The left column shows partition names and the rest of the table shows information about the nodes in the partition.
If a partition contains nodes with different hardware configurations then
the specs for these nodes will be shown on additional lines without a partition name (see the bigmem
partition, for example).
Example 1: cpu2019
The cpu2019
partition, for example, has 40 compute nodes (second column) in total.

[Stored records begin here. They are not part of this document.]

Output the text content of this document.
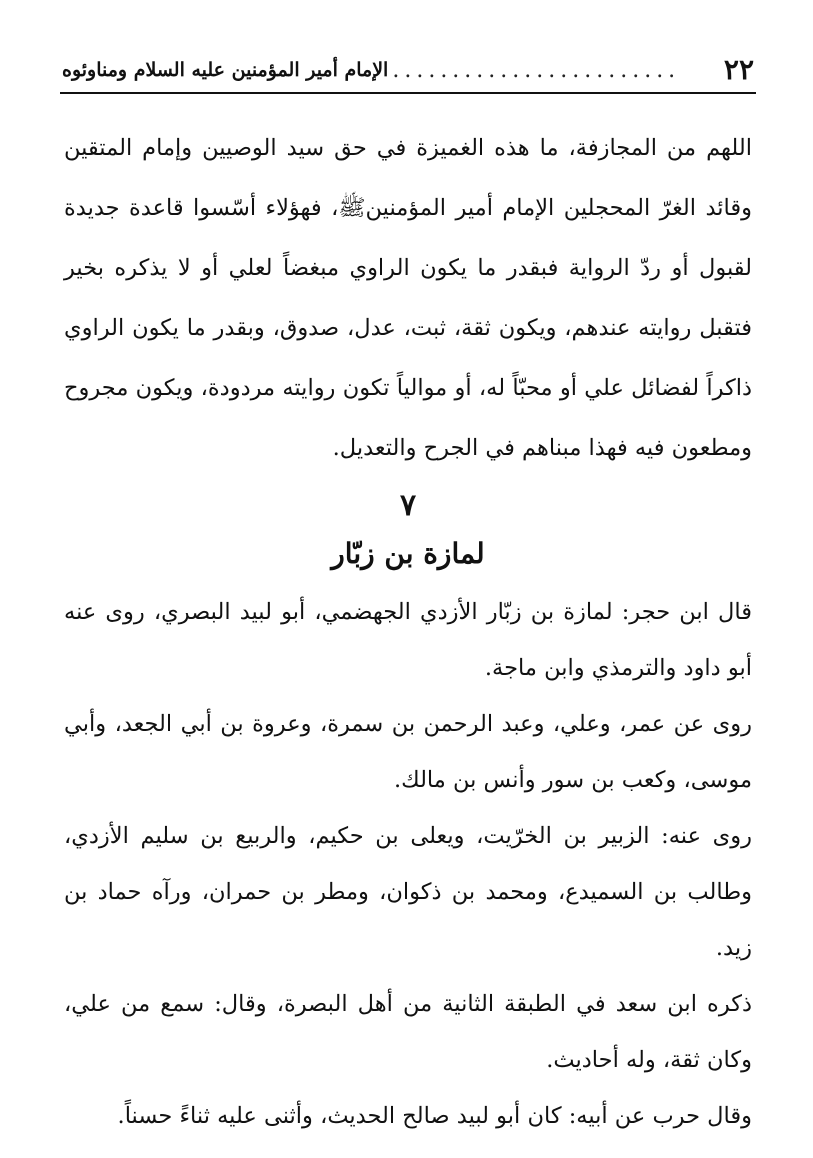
٢٢
........................
الإمام أمير المؤمنين عليه السلام ومناوئوه

اللهم من المجازفة، ما هذه الغميزة في حق سيد الوصيين وإمام المتقين وقائد الغرّ المحجلين الإمام أمير المؤمنينﷺ، فهؤلاء أسّسوا قاعدة جديدة لقبول أو ردّ الرواية فبقدر ما يكون الراوي مبغضاً لعلي أو لا يذكره بخير فتقبل روايته عندهم، ويكون ثقة، ثبت، عدل، صدوق، وبقدر ما يكون الراوي ذاكراً لفضائل علي أو محبّاً له، أو موالياً تكون روايته مردودة، ويكون مجروح ومطعون فيه فهذا مبناهم في الجرح والتعديل.

٧
لمازة بن زبّار

قال ابن حجر: لمازة بن زبّار الأزدي الجهضمي، أبو لبيد البصري، روى عنه أبو داود والترمذي وابن ماجة.

روى عن عمر، وعلي، وعبد الرحمن بن سمرة، وعروة بن أبي الجعد، وأبي موسى، وكعب بن سور وأنس بن مالك.

روى عنه: الزبير بن الخرّيت، ويعلى بن حكيم، والربيع بن سليم الأزدي، وطالب بن السميدع، ومحمد بن ذكوان، ومطر بن حمران، ورآه حماد بن زيد.

ذكره ابن سعد في الطبقة الثانية من أهل البصرة، وقال: سمع من علي، وكان ثقة، وله أحاديث.

وقال حرب عن أبيه: كان أبو لبيد صالح الحديث، وأثنى عليه ثناءً حسناً.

Each node in that partition (out of those 40) has 40 CPUs and 185000 MB of RAM (about 180gb of RAM). Note, that it means, that these nodes have about 4gb of RAM per 1 CPU.
There are no GPUs in the nodes in this partition.
The last column shows the node name pattern, the names of the nodes in the partition go from fc22 to fc61.
Example 2: gpu-v100
The gpu-v100
partition has 13 nodes in total.
Each of these nodes has 40 CPUs and 753000 MB of RAM (about 735 gb of RAM), this comes out as 18 gb per 1 CPU, approximately.
Each node also has two V100 nVidia GPUs, this is shown in the "GPUs/node" column.
The name pattern shows that the names for the nodes go from fg1 to fg13.
Please note, that GPU partitions can only be used for computations that require use of GPUs.